Health insurance, yet again
Most Americans, from all parts of the political spectrum, want to end the practice of excluding people from health coverage for "pre-existing conditions". So...
all the current Congressional proposals, AFAIK, ban this practice. But...
if that's all you do, any smart-but-financially-strapped consumer will put off buying health insurance until (s)he actually gets sick or injured, and then stop paying premiums again as soon as the crisis is over. As the insurance companies rightly point out, this will lead to either
- every health insurance company going bankrupt, or more likely
- premiums going up much faster than they're already doing, which will lead even more people to try to game the system as above, which will lead to premiums going up even faster, etc.
everybody (or almost everybody) has to have health insurance all the time, without the ability to "opt out" until a health problem occurs. So...
most of the current Congressional proposals include an "individual mandate": if you're in such-and-such category of people, you must have health insurance.
(Aside: "such-and-such category" generally includes U.S. citizens, generally excludes illegal aliens, and I'm not sure how they handle legal immigrants and visitors. Of course, anybody who's left out of this category will probably not get health insurance, and will continue to get primary health care from emergency rooms, thus driving up costs for everyone else.)But if you require everybody to buy something that might be expensive, some people won't be able to afford it. An employer mandate doesn't work because many of the people involved don't have employers. So...
most of the current Congressional proposals include some kind of subsidy for low-income people to pay for their mandatory health insurance.
At present, health insurance companies have some, though not much, incentive to cut costs: if they charge more than their customers can afford, the customers will either go to another company or stop buying insurance entirely.

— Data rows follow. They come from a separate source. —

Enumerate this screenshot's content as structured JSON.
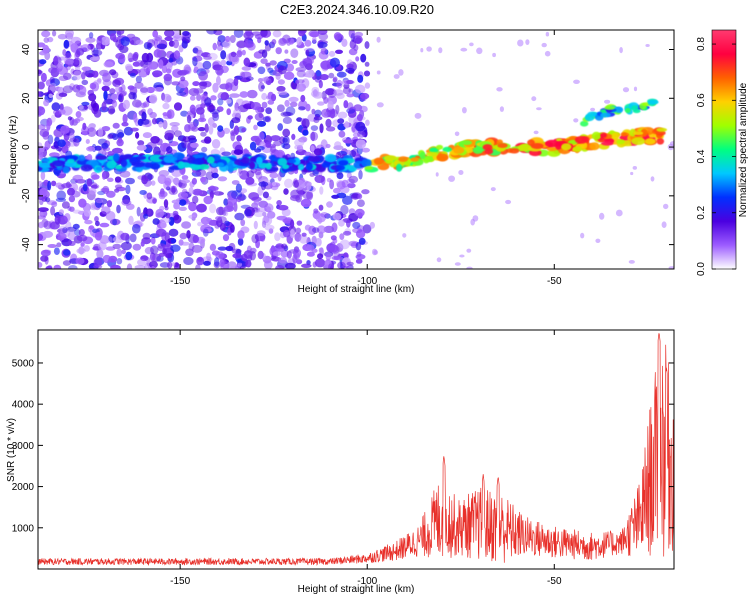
{
  "title": "C2E3.2024.346.10.09.R20",
  "chart_data": [
    {
      "type": "heatmap",
      "xlabel": "Height of straight line (km)",
      "ylabel": "Frequency (Hz)",
      "xlim": [
        -188,
        -18
      ],
      "ylim": [
        -50,
        48
      ],
      "x_ticks": [
        "-150",
        "-100",
        "-50"
      ],
      "y_ticks": [
        "-40",
        "-20",
        "0",
        "20",
        "40"
      ],
      "colorbar": {
        "label": "Normalized spectral amplitude",
        "range": [
          0,
          0.85
        ],
        "ticks": [
          "0.0",
          "0.2",
          "0.4",
          "0.6",
          "0.8"
        ],
        "colors": [
          "#ffffff",
          "#9c5cff",
          "#4a00e0",
          "#0030ff",
          "#00c8ff",
          "#00ff80",
          "#a0ff00",
          "#ffd000",
          "#ff6000",
          "#ff0040",
          "#ff3a70"
        ]
      },
      "noise_region_x": [
        -188,
        -100
      ],
      "noise_color": "#8a3cf0",
      "ridge": [
        {
          "x": -188,
          "y": -7
        },
        {
          "x": -150,
          "y": -6
        },
        {
          "x": -120,
          "y": -7
        },
        {
          "x": -100,
          "y": -7
        },
        {
          "x": -90,
          "y": -6
        },
        {
          "x": -80,
          "y": -2
        },
        {
          "x": -70,
          "y": 0
        },
        {
          "x": -60,
          "y": 0
        },
        {
          "x": -50,
          "y": 0
        },
        {
          "x": -40,
          "y": 2
        },
        {
          "x": -30,
          "y": 4
        },
        {
          "x": -20,
          "y": 5
        }
      ],
      "upper_feature": [
        {
          "x": -42,
          "y": 11
        },
        {
          "x": -35,
          "y": 15
        },
        {
          "x": -28,
          "y": 16
        },
        {
          "x": -22,
          "y": 20
        }
      ]
    },
    {
      "type": "line",
      "xlabel": "Height of straight line (km)",
      "ylabel": "SNR (10 * v/v)",
      "xlim": [
        -188,
        -18
      ],
      "ylim": [
        0,
        5800
      ],
      "x_ticks": [
        "-150",
        "-100",
        "-50"
      ],
      "y_ticks": [
        "1000",
        "2000",
        "3000",
        "4000",
        "5000"
      ],
      "line_color": "#e8302a",
      "envelope": [
        {
          "x": -188,
          "mean": 180,
          "amp": 80
        },
        {
          "x": -110,
          "mean": 180,
          "amp": 80
        },
        {
          "x": -100,
          "mean": 260,
          "amp": 120
        },
        {
          "x": -92,
          "mean": 450,
          "amp": 250
        },
        {
          "x": -86,
          "mean": 700,
          "amp": 400
        },
        {
          "x": -80,
          "mean": 1300,
          "amp": 1100
        },
        {
          "x": -76,
          "mean": 1000,
          "amp": 700
        },
        {
          "x": -70,
          "mean": 1100,
          "amp": 900
        },
        {
          "x": -64,
          "mean": 1000,
          "amp": 900
        },
        {
          "x": -58,
          "mean": 800,
          "amp": 500
        },
        {
          "x": -50,
          "mean": 650,
          "amp": 400
        },
        {
          "x": -40,
          "mean": 550,
          "amp": 350
        },
        {
          "x": -32,
          "mean": 650,
          "amp": 300
        },
        {
          "x": -27,
          "mean": 1200,
          "amp": 1000
        },
        {
          "x": -24,
          "mean": 2300,
          "amp": 2000
        },
        {
          "x": -21,
          "mean": 3000,
          "amp": 2800
        },
        {
          "x": -18,
          "mean": 2400,
          "amp": 2000
        }
      ],
      "peaks": [
        {
          "x": -79.5,
          "y": 2750
        },
        {
          "x": -69,
          "y": 2300
        },
        {
          "x": -65,
          "y": 2250
        },
        {
          "x": -22,
          "y": 5750
        },
        {
          "x": -20,
          "y": 4900
        }
      ]
    }
  ]
}
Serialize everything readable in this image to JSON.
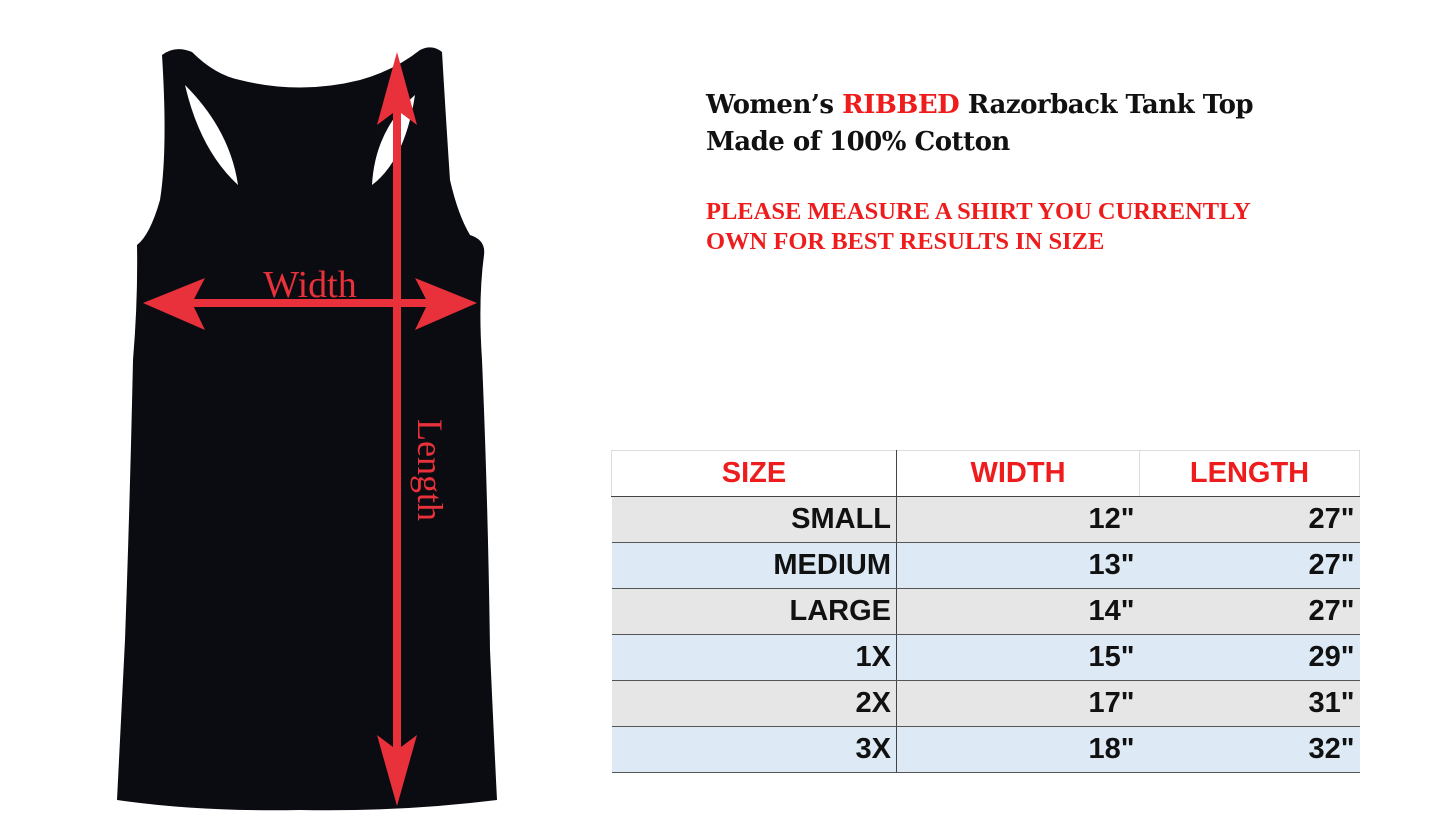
{
  "title": {
    "line1_pre": "Women’s ",
    "line1_highlight": "RIBBED",
    "line1_post": " Razorback Tank Top",
    "line2": "Made of 100% Cotton"
  },
  "note": {
    "line1": "PLEASE MEASURE A SHIRT YOU CURRENTLY",
    "line2": "OWN FOR BEST RESULTS IN SIZE"
  },
  "diagram": {
    "width_label": "Width",
    "length_label": "Length",
    "arrow_color": "#e8313a",
    "garment_color": "#0b0b12"
  },
  "table": {
    "headers": [
      "SIZE",
      "WIDTH",
      "LENGTH"
    ],
    "rows": [
      {
        "size": "SMALL",
        "width": "12\"",
        "length": "27\""
      },
      {
        "size": "MEDIUM",
        "width": "13\"",
        "length": "27\""
      },
      {
        "size": "LARGE",
        "width": "14\"",
        "length": "27\""
      },
      {
        "size": "1X",
        "width": "15\"",
        "length": "29\""
      },
      {
        "size": "2X",
        "width": "17\"",
        "length": "31\""
      },
      {
        "size": "3X",
        "width": "18\"",
        "length": "32\""
      }
    ]
  }
}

The above plan removes the option of "stop buying insurance entirely," and it guarantees that if insurance companies charge more than their customers can afford, the Federal government will step in and make up the difference. So insurance companies will have even less incentive to cut costs. In other words, this is a massive taxpayer giveaway to insurance companies. To avoid this problem, ...
you need some way to prevent the insurance companies from charging too much. The "big-government" solution is tight regulation of insurance premiums. The "free-market" solution is competition, with minimal transaction costs so consumers can switch from one company to another easily and competition actually works. The existing competition among insurance companies clearly hasn't worked to keep costs down (and in many areas of the country, there is essentially no competition), so some new competition needs to be added to the system.
The new competition can't be just another insurance company like the ones we've already got, because if that would work (as any free-market economist can tell you), it would already have been formed. It could be a not-for-profit insurance company, but that has been tried in a number of places and hasn't grown big enough to provide any meaningful competition. Which leaves the "public option": a government-run insurance company that competes directly with private insurers.
A number of Republican Senators are worried that this is a sneaky way of getting to a single-payer system. (I'm not clear what would be wrong with that, since single-payer systems have been tried in many places; we know that they work and they save money, while the current U.S. proposals are uncharted territory, but let's assume for the sake of argument that single-payer systems are bad.)
How could this happen?It could happen by legislative fiat some years down the line, regardless of whether we have a public option next year; this isn't an argument against a public option. Alternatively, ...
it could happen de facto because most Americans voluntarily switch to the public option, putting insurance companies out of business.
How could this happen? According to the laws of the free market, one provider will gain market share from others only if
- it provides a better product and/or a better price, and
- the rest of the market doesn't adapt by doing the same
In other words, the only way for the "public option" to become a de facto single-payer system is if- the government runs a health insurance system well and cost-effectively, and
- the private sector doesn't
If you're a free-market-small-government fundamentalist, you know that both of these things are impossible. So you have nothing to fear: in order for the "public option" to become a de facto single-payer system, Hell would have to freeze over twice.
- It could be objected that by not having to pay stockholder dividends, not paying exorbitant executive salaries, and not spending much on advertising, the "public option" would have an unfair advantage in the market. However, all three of those savings are things that private insurance companies could have chosen to do, and they haven't, even though it would give them an "unfair advantage" on their competitors. Which, by the laws of the free market, leads to one of two conclusions: either
- it isn't a market advantage after all, in which case there's no harm allowing a government agency to do it, or
- the current private insurance companies are stupid for refusing to take this advantage themselves, and deserve to fail.
One apparently-fine point in yesterday's Finance Committee discussions was whether the "public option"'s reimbursement rates should be tied to Medicare's. "Yes" would seem to make things simpler and fairer, but Medicare reimbursement rates are notoriously low, especially in rural areas, so Congressbeings from rural areas oppose this vociferously. I think the right answer isn't to decouple the "public option" from Medicare, but rather to fix Medicare's reimbursement rates.
Of course, single-payer would simplify the whole thing immensely: we wouldn't have to worry about individual mandates, or taxpayer subsidies, or public options, and ordinary people could understand it. It would cost a lot of insurance-company jobs, and it would cost some administrative jobs in hospitals and doctors' offices because there would be so much less paperwork to do.